Départ et management des erreurs

Départ

La direction technique digital et de la DSI de Mondadori à trouvé un moyen sympathique de me remercier à la veille de mon départ de l’entreprise (oui je change de crèmerie). Ce remerciement à pris  la forme d’un MOTD placé sur tout les serveurs. Merci, c’est touchant

Sécateur

Pourquoi un sécateur ?

Justement c’est là que c’est touchant.

J’ai pris l’habitude de faire remettre un sécateur rouge à la personne ayant fait la dernière boulette au standup meeting scrum du matin. Façon totem de « Koh Lanta », tu a l’immunité mais explique nous ton erreur que nous en profitions tous. Charge au détenteur de le remettre au prochain maladroit, toujours durant un standup meeting.

  • Cela permet de casser le cycle à la con : erreur -> engueulade -> dissimulation d’erreur -> stress
  • Quand tu fais une erreur tu a tout intérêt à toi même réclamer le sécateur et ainsi rentrer dans une démarche positive ou de fautif de passe au statut de celui qui à une expérience à apporter aux autres. C’est quand même plus valorisant pour soi et plus bénéfique pour le produit.
  • Autre avantage, tu rentres de vacances, tu vois que X possède le sécateur c’est donc lui qu’il faut interviewer pour avoir un retour d’expérience de ce qui est vraiment notable.
  • La critique fait pas ces paires sur son erreur est parfois plus facile à entendre que celle faite par sa hiérarchie.
  • Si l’erreur ce répète chacun est à même de le voir et de le signaler, même en cas d’absence de la hiérarchie. La vision globale est possible par tous.
  • Moins de jeux politicien dans les réunions car il n’est plus possible d’agiter les casseroles de quelqu’un et de le culpabiliser.

Je n’ai pas eu cette idée ex nihilo mais en lisant les deux tomes de « Les décisions absurdes: Sociologie des erreurs radicales et persistantes » de Christian Morel.  L’auteur y explique que l’impunité des erreurs est utilisé dans le monde de l’aviation et la sûreté nucléaire afin d’encourager leurs analyses et éviter les dissimulations, c’est comme cela que les procédures et la réglementation avance.

Attention à ne pas confondre erreur et faute. Cette dernière appel une réponse ferme de la hiérarchie.

Oui mais pourquoi le sécateur et pas un entonnoir ou une noix de coco ?
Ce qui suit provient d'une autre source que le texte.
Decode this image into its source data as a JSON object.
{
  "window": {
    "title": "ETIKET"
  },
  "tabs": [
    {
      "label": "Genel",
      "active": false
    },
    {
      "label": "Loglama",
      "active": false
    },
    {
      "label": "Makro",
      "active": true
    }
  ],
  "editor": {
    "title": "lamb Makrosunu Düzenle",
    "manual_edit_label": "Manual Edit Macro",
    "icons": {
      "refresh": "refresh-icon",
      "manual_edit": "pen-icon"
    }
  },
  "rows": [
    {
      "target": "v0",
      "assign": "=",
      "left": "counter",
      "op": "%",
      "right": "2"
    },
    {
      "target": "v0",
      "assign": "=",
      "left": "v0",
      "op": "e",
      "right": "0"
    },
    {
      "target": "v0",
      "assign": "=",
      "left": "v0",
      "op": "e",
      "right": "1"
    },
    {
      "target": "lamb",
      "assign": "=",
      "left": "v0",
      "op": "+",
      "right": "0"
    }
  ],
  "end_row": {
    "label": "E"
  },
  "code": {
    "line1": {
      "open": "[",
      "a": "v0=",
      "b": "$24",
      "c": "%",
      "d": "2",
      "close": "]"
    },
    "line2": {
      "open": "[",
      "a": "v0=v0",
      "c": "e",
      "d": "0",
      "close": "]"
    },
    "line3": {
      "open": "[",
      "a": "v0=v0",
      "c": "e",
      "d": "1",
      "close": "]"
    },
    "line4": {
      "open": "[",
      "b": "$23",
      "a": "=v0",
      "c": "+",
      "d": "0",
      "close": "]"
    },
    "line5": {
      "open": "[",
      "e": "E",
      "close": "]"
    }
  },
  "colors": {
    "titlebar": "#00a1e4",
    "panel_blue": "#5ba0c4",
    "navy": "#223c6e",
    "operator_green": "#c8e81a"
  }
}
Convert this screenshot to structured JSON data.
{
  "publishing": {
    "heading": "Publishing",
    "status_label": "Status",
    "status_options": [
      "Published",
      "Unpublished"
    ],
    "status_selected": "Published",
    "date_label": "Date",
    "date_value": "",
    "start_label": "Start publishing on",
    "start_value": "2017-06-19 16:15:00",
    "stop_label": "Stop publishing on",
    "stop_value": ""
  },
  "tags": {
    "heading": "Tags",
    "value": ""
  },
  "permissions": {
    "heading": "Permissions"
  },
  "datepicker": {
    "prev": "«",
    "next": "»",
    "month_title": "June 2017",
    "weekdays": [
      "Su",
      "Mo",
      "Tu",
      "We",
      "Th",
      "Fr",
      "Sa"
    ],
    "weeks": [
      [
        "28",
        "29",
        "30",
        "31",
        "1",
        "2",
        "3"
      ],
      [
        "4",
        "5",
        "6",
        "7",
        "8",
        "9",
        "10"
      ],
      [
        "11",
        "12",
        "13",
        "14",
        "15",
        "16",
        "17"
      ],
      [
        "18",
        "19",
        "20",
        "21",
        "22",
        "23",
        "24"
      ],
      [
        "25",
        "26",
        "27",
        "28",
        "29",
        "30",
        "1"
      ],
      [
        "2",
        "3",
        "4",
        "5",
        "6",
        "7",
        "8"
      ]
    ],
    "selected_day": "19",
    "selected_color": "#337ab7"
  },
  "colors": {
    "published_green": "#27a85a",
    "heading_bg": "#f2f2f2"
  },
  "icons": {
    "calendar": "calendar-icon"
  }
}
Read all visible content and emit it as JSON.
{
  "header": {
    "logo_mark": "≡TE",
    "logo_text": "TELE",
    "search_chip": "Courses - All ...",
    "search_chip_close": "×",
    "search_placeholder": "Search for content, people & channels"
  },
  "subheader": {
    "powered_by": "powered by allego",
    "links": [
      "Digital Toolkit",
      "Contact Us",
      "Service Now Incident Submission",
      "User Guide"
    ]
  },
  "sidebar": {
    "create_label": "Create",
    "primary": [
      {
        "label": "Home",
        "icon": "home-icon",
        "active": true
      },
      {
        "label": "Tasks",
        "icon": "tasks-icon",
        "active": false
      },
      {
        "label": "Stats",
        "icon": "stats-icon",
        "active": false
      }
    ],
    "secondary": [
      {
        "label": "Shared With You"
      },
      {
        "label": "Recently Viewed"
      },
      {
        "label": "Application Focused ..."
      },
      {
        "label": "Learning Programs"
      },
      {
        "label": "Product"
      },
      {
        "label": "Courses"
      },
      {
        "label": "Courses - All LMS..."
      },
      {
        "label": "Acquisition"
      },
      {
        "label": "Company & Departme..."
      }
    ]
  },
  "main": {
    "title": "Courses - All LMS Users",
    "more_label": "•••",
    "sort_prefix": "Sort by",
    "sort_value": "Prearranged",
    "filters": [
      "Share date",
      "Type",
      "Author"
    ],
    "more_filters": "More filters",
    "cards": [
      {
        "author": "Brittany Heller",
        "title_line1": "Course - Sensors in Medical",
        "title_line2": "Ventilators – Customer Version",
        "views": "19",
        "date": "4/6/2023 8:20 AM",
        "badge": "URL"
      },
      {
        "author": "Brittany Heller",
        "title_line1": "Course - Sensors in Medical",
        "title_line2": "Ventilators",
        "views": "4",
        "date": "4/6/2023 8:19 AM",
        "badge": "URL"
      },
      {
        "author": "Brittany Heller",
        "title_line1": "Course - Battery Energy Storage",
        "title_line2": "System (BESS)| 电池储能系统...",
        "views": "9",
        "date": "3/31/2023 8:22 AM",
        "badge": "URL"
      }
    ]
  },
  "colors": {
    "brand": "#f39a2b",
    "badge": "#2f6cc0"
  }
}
Un jour Kathryl m’a offert un sécateur car j’avais l’habitude de passer les développeurs à la question pour comprendre d’où venait l’erreur. Mon coté un peu trop insistant lui à fait penser que pour l’étape suivante j’aurais besoin d’un sécateur pour leur couper une phalange si besoin.

Moi et mon sécateur

Vous avez compris que j’ai moi même admis ma propre erreur et que la « coercition » pour le management des erreurs n’est pas la solution.

Preuve que les développeurs de mondadori ne m’en veule pas trop ils m’ont offert ceci

Hachette

3 réflexions sur “ Départ et management des erreurs ”

  1. Excellente philosophie, ça fait plaisir de lire ce genre de choses. Venant du monde de l’aviation, cette attitude que l’on voit souvent qui consiste à montrer du doigt les gens qui font des erreurs afin d’assouvir une pulsion sans aucun doute primaire est un non-sens le plus total.

    La seule constante c’est que les gens font des erreurs et continueront à faire des erreurs. La variable c’est à quelle point est-ce qu’elle seront cachées sous le tapis, rafistolées approximativement ou balancées sur quelqu’un d’autre. Le fameux « blame game » bien trop familier.

    En aéronautique ou dans le nucléaire, les erreurs se payent en vie humaine ce qui permet de remettre en cause ces idéologies primaires. En informatique, pas tellement surtout que c’est un domaine ou la rigueur technique, bien qu’évidemment essentielle, est très souvent dévalorisée.

    On ne compte plus le nombre de fois où on a entendu des phrases telles que « Je m’en fous de la technique, faites que ça marche ». Heureusement que les avions et les centrales nucléaires ne sont pas conçues de la sorte !

  2. « blame game » Voila l’expression qui résume tout ce qu’il faut éviter. Merci cela va m’éviter d’avoir à faire des phrases pour me faire comprendre 🙂

  3. J’étais persuadé que tu bossais chez Hadopi et que tu coupais la connexion des vilains internautes.